WUR archive metadata
imeta ls -d /WCDSacc/courses/11032025/your_username/iris_data_checksum/iris.data
imeta ls -d /WCDSacc/courses/11032025/your_username/iris_data_checksum/iris.names

Archive process new metadata

gocmd lsmeta /WCDSacc/courses/11032025/your_username/iris_data/iris.names
1
2
3
...
# Check archive status
list_meta('/WCDSacc/courses/11032025/your_username/iris_data_checksum/iris.data')

Archive status

The tag archive_status is a protected tag used by our automation in irods. The system will update the status while doing archiving. We consider archiving done when the latest state is reached. In intermediate states we cannot be 100% sure yet that the data integrity is kept.

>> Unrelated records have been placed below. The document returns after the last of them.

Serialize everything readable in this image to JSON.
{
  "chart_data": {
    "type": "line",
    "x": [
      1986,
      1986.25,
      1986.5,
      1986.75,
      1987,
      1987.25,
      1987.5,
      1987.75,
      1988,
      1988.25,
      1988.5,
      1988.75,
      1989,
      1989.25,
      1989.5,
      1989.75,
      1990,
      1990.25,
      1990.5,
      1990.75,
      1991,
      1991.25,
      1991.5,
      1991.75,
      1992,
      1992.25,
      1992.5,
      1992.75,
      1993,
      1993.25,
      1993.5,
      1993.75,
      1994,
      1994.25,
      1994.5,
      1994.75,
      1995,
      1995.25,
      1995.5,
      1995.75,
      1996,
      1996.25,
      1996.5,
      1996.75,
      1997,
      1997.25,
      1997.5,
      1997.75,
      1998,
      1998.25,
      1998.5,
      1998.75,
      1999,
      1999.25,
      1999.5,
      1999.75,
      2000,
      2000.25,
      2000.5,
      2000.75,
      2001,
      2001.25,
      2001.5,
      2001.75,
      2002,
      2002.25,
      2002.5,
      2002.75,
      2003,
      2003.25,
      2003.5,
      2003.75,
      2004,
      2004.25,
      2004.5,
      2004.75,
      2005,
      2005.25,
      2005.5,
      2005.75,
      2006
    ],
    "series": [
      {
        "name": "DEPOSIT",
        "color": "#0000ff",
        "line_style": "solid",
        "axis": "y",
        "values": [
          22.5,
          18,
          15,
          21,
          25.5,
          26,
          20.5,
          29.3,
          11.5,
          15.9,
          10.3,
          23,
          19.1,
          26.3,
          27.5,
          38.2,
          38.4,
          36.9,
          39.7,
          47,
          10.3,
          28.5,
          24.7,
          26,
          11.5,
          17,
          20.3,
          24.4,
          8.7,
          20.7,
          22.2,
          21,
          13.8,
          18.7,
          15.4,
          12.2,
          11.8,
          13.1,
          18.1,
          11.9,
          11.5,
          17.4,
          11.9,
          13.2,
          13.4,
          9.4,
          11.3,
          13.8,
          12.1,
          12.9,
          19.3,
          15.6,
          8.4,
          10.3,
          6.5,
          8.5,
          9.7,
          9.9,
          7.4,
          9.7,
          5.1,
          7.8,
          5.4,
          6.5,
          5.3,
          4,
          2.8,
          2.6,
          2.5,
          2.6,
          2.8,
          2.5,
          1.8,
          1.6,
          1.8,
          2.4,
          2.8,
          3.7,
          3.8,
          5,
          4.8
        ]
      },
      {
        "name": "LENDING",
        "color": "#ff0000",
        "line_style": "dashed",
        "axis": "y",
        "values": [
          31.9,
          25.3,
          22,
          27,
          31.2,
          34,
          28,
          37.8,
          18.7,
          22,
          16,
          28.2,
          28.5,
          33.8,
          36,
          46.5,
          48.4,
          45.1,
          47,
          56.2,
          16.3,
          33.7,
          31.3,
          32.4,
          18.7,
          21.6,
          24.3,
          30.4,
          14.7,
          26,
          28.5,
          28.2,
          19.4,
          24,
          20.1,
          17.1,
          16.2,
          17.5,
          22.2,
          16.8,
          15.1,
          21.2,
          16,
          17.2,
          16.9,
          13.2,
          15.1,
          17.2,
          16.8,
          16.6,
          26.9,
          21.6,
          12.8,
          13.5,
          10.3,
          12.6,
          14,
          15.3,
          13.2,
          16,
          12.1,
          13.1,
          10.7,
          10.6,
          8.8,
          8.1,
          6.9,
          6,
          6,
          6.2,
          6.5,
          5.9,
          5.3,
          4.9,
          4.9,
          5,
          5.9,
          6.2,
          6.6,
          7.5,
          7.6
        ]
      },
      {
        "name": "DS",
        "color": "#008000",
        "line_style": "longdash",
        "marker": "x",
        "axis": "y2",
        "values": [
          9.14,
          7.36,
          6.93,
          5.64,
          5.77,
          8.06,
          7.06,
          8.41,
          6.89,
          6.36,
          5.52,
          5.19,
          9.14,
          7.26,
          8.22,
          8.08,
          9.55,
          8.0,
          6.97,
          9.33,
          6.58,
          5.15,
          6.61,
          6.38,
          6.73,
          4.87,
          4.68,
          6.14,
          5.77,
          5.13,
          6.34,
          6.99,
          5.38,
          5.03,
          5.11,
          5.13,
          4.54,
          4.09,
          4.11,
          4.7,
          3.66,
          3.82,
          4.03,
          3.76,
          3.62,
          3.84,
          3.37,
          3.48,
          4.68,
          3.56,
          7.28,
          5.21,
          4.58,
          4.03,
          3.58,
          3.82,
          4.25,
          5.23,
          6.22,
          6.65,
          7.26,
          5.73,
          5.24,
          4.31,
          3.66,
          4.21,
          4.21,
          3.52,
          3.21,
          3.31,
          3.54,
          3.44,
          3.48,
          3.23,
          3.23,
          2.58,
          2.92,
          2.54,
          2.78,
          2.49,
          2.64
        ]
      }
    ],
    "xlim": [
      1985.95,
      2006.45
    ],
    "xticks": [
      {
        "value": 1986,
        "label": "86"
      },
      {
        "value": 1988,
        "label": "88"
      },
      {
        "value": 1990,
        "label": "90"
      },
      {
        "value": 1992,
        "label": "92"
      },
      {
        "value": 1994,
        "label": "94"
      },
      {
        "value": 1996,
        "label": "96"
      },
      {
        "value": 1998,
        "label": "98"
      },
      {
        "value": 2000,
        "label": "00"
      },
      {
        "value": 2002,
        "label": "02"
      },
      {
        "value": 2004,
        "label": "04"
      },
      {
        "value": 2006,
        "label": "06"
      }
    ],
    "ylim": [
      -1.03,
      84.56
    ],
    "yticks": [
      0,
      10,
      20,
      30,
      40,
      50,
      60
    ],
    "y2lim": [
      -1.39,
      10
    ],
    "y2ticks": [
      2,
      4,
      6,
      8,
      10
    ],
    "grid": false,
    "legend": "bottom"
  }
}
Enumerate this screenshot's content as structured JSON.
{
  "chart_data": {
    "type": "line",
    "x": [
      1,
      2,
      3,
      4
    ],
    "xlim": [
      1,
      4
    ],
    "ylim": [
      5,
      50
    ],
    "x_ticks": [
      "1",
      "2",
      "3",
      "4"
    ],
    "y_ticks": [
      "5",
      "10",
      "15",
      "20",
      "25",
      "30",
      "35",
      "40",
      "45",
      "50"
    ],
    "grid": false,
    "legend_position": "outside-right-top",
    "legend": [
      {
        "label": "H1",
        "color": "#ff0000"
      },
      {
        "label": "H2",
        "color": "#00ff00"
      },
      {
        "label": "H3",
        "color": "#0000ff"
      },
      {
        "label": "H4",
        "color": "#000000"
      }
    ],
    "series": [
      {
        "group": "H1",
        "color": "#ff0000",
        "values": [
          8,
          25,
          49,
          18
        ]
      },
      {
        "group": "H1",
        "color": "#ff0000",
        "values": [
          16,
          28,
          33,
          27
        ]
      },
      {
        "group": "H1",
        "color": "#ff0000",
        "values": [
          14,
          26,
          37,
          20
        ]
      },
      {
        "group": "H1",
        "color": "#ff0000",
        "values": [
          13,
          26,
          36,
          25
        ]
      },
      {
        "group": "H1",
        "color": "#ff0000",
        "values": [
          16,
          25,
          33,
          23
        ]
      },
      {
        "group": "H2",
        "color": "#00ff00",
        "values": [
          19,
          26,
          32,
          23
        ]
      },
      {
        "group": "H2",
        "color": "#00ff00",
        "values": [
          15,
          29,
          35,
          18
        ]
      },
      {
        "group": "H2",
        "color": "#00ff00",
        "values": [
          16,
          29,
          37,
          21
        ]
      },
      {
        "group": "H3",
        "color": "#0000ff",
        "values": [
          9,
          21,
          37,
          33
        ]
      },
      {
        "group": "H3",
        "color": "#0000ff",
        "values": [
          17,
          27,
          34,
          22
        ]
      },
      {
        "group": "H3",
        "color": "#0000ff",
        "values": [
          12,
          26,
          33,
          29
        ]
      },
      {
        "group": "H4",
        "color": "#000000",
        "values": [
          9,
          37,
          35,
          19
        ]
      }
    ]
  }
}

If you intend to delete the data on your local machine, wait for the latest state in the diagram:

%%---
%%title: archive_status state diagram 
%%---
stateDiagram-v2
    direction LR;
    [*] --> archive_requested
    archive_requested --> archive_performed
    archive_performed --> archive_completed
    archive_completed --> completed_and_hot_deleted
    completed_and_hot_deleted --> [*]

Pre-archived example

A file was pre-archived: /WCDSacc/courses/11032025/this_file_is_already_archived.txt

Note: Have a look at the replicas.

WUR archive file completed, metadata

Use imeta and ils commands to find out what characteristics this.

Navigate to the file and see the metadata and the replicas information.

Use gocmd lsmeta to check the status of the archive request.

Use the list_meta() function to check the status.